29 Ağustos 2002 günü Uşak'ta seçim çalışması sırasında geçirdiği kalp krizi sonucu yitirdiğimiz İşçi Partisi Genel Başkan Yardımcımız Hasan Yalçın ağabeyimizi, bugün Ankara'da mezarı başında düzenlenen törenle andık. Genel Başkanımız Doğu Perinçek'in yasaklı olduğu 1998-1999 yıllarında İşçi Partisi Genel Başkanlığı görevini de yürüten Hasan Yalçın'ı anma törenine yüzlerce İşçi Partili ve dostları katıldı. Törende saygı duruşunun ardından İP Genel Başkan Vekili Mehmet Bedri Gültekin bir konuşma yaptı. Gültekin'in şunları söyledi;
“DOĞRU STRATEJİ BELİRLENDİKTEN SONRA KADROLAR BELİRLEYİCİDİR"
Şimdi işte bu özdeyişin bütünüyle geçerli olduğu bir tarihi dönemdeyiz.
Son yıllarda yaşanan gelişmeler, Partimizin yaptığı tahlillerin ve belirlediği mücadele stratejisinin tamamen doğru olduğunu kanıtlamıştır.
Bu iddiamızı kanıtlayan çok sayıda olgu vardır.

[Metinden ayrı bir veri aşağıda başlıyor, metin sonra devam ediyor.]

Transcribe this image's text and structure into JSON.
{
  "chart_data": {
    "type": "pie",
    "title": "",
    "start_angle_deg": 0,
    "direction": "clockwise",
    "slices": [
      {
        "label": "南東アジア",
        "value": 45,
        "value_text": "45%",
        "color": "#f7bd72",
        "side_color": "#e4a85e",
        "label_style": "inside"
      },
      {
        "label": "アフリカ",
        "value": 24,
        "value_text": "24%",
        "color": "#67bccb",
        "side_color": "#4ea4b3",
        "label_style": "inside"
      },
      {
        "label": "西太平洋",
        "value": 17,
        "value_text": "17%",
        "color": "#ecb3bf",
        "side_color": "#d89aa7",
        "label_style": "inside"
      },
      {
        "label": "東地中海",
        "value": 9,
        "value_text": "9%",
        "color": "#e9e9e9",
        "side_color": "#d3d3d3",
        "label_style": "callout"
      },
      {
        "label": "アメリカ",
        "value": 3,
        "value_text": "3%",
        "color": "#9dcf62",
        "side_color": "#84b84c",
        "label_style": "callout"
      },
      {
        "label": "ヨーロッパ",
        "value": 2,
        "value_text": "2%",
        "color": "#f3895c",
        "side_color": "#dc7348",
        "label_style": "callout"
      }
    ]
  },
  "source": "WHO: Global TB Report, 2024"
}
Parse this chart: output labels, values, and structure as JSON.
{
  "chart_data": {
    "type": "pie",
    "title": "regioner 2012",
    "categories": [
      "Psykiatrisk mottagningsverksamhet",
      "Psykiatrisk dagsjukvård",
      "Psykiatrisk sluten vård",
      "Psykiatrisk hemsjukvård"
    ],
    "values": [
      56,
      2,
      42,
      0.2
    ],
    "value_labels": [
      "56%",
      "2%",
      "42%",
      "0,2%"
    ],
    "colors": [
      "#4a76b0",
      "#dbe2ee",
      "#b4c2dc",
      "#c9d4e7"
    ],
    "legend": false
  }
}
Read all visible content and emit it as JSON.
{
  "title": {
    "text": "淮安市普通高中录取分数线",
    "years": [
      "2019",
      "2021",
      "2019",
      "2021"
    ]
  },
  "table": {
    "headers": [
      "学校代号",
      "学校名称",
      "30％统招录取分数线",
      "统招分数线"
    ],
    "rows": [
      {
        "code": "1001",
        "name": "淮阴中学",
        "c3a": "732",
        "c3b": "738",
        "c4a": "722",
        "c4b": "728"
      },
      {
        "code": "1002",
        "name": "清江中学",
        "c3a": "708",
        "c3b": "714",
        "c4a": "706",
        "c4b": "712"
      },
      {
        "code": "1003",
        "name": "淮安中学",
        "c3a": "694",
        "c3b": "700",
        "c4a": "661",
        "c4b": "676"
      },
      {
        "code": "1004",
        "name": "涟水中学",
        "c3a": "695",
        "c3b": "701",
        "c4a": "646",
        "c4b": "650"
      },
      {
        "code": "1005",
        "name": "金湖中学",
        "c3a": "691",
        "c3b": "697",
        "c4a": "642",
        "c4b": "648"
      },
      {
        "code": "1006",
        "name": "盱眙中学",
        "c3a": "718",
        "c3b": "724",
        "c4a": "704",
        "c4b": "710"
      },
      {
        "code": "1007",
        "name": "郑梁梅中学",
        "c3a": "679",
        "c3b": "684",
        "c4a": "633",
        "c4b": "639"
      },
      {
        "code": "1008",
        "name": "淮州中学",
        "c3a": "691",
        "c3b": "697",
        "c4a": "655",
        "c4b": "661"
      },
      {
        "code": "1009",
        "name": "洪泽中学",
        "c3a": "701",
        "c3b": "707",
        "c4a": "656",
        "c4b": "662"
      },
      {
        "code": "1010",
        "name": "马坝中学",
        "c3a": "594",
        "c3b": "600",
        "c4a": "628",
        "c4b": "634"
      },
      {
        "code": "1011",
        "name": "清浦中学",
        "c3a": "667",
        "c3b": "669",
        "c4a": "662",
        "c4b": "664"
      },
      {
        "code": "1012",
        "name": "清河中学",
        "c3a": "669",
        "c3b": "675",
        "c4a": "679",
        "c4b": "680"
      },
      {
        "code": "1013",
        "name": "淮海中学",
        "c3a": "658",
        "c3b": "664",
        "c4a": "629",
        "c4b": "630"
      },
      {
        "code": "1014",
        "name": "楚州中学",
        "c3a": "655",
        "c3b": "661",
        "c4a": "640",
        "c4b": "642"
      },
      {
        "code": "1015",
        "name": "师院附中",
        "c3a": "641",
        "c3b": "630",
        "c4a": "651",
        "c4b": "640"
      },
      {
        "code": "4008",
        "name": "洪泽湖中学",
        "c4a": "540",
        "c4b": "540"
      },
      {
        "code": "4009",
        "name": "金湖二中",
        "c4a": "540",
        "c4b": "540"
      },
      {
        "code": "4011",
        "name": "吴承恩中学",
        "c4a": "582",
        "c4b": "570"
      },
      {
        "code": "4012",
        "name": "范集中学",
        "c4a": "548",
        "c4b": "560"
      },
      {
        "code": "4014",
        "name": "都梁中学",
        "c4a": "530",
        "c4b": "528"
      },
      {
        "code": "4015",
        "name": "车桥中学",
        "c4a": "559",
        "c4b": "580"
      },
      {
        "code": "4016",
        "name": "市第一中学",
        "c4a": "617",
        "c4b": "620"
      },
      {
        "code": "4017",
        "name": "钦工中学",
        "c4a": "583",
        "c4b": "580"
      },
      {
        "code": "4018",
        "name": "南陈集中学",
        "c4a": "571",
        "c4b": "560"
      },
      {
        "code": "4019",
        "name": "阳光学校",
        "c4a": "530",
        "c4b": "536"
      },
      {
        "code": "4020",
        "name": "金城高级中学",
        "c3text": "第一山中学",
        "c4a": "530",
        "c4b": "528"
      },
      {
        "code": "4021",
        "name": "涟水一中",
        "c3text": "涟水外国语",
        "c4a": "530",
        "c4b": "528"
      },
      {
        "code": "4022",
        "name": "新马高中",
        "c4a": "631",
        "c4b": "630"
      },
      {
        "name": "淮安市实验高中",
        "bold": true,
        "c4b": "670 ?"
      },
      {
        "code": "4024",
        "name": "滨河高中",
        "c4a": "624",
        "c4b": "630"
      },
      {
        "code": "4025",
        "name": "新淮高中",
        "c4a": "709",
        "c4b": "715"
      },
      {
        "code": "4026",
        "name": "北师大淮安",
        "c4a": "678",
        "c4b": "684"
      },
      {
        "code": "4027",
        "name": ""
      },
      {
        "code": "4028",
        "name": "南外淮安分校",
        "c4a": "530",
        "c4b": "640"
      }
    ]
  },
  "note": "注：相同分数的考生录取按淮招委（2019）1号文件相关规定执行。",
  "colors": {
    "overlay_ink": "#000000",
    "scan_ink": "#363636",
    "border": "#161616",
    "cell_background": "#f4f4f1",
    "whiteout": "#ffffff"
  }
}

Ama en büyük kanıt düşmanın bize saldırısıdır.
Ergenekon tertibinin daha en başında tertibi uygulamaya koyanlar; “Bu işin merkezinde İşçi Partisi var” diyerek bir gerçeği itiraf etmişlerdi.
İşçi Partisi, Amerikan emperyalizmin ülkemizde ve Bölgemizde ulaşmak istediği hedeflere varmada, aşmak istediği en önemli engel durumundadır.
Şimdi bu mücadelenin en kritik hamlelerinin yapılacağı bir tarihi dönemin içindeyiz.
Programımız doğru, siyasetlerimiz doğru, mücadele stratejimiz doğru….
Bu aşamadan sonra düşmanın saldırısını alt etmede ve başarıya ulaşmada, artık İşçi Partisi kadrolarının ve üyelerinin niteliği belirleyici olacaktır.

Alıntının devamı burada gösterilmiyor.